The first result is Trip Advisor, but having no time to read and compare descriptions and reviews, he leaves the page. Clicking on the second result lands on the page of a renowned restaurant, whose website shows a photo of the building from the outside followed by the history of the place. But James is hungry, and a photo of a building and a celebratory text fail to catch his attention.


Discouraged but even more hungry, he returns to Google and clicks on the third result, “Mario's”. This time beautiful photos of sandwiches, hamburgers and other take-away dishes are presented to him. Increasingly interested, he interacts with the site, learning that food can be pre-ordered via the web and that the restaurant is located 10 minutes from him. Suddenly a 15% discount appears. Now James is really determined and places the order.

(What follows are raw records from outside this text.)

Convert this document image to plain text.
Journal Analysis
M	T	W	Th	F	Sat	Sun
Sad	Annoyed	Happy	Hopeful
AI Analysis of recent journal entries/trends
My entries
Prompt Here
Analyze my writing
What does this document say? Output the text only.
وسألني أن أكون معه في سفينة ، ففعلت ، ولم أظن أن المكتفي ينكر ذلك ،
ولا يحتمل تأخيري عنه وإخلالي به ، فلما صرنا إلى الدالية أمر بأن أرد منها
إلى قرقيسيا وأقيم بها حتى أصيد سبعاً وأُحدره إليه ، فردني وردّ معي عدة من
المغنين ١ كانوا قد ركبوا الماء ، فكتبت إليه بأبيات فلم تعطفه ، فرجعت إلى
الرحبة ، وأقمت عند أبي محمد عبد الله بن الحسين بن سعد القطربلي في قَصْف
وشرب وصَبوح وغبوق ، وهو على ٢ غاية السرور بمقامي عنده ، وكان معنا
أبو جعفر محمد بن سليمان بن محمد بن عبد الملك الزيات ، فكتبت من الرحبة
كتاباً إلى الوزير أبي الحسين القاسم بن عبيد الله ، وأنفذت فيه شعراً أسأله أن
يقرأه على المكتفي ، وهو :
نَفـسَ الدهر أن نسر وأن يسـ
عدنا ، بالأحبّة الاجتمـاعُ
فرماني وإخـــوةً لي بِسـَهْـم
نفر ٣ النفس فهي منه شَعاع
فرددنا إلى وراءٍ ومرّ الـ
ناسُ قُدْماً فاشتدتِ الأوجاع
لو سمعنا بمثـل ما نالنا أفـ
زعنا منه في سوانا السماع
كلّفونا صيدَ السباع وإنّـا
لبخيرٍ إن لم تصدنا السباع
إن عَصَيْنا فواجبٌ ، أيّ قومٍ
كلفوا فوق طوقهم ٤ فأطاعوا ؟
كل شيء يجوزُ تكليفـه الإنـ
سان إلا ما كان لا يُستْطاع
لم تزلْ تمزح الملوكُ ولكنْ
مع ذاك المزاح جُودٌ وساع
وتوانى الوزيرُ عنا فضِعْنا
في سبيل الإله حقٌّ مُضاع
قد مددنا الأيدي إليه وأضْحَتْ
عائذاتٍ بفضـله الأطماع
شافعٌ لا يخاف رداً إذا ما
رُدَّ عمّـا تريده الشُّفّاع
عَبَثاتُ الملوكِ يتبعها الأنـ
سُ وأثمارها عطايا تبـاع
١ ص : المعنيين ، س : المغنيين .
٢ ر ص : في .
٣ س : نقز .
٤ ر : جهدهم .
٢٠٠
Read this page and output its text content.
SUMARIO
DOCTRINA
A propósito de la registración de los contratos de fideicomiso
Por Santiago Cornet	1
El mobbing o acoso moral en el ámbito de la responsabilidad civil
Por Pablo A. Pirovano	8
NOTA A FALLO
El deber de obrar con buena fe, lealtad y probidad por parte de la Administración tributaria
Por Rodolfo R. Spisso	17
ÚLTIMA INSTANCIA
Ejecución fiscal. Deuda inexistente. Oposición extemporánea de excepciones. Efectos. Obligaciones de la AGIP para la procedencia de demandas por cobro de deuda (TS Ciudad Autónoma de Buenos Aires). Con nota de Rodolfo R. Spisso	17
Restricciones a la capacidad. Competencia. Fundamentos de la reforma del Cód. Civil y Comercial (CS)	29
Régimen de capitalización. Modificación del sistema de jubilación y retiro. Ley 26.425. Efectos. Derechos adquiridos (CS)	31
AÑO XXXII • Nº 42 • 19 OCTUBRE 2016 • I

Mary, James's colleague, a vegetarian, who usually eats in the restaurant that appears in the second Google result, wants to have lunch with him. Fortunately, the Da Pippo restaurant website is well designed, which made James immediately notice the presence of vegan options. So Mary too can proceed with the purchase of her lunch.


What happened?
Mario's has gained two customers, while the other restaurant has lost a regular customer and a potential customer.
This scenario is repeated for every minute, every hour, every day for all the potential customers of the two competitors.
If you don't know how to intercept potential customers, they will turn to the competition.
Choosing whether to take on the role of the first restaurant that loses everything or Mario's that exponentially increases its earnings is entirely up to you.